Professor Eric Kool is the recipient of the 2019 Biopolymers Murray Goodman Memorial Prize for his seminal contributions to DNA and RNA chemistry, including dramatic alterations of the nucleobases to decipher hydrogen bonding, base stacking and other molecular recognition aspects of nucleic acids and their protein partners. His contributions provide molecular tools for the study of cellular biopolymers and extend the reach of synthetic polymers to new applications. Eric is currently The George A. and Hilda M. Daubert Professor in Chemistry at Stanford University. He also belongs to Bio-X, Stanford’s interdisciplinary biosciences institute, the Maternal & Child Health Research Institute, the Stanford Cancer Institute, and is affiliated with Stanford ChEM-H, an institute bringing together physical sciences and engineering with medicine and human biology with the goal of tackling challenges in human health.

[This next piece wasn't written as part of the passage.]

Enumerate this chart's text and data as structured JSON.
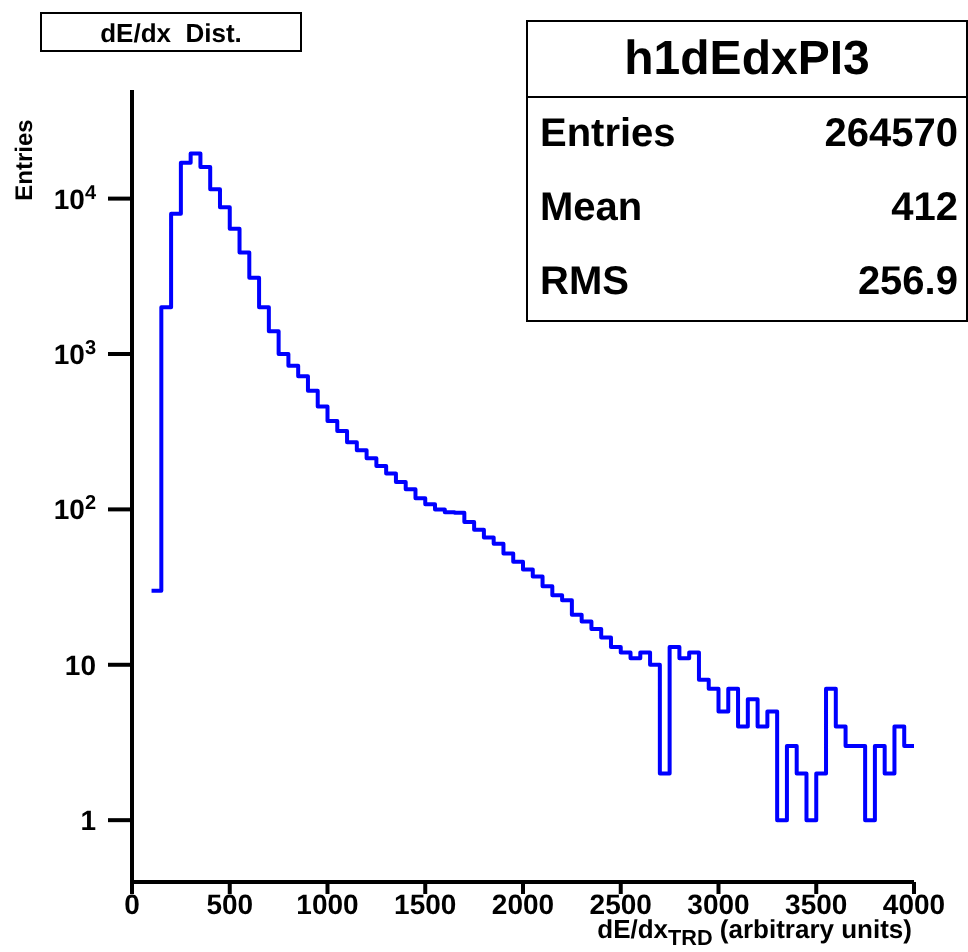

There are many highlights to Eric’s multiple contributions to the field. These include the development of rolling circle amplification based on circular oligonucleotides, and the idea that non-hydrogen bonding isosteres of DNA bases can function normally as part of DNA, showing that polymerase replication can occur without Watson-Crick hydrogen bonding. He went on to use modified DNA bases to investigate the role that aromatic stacking plays in DNA structure and thermodynamics, and has also developed new, size-expanded oligonucleotides, called xDNA, that increase the information that can be encoded by a DNA sequence and could be used to study the DNA replication machinery.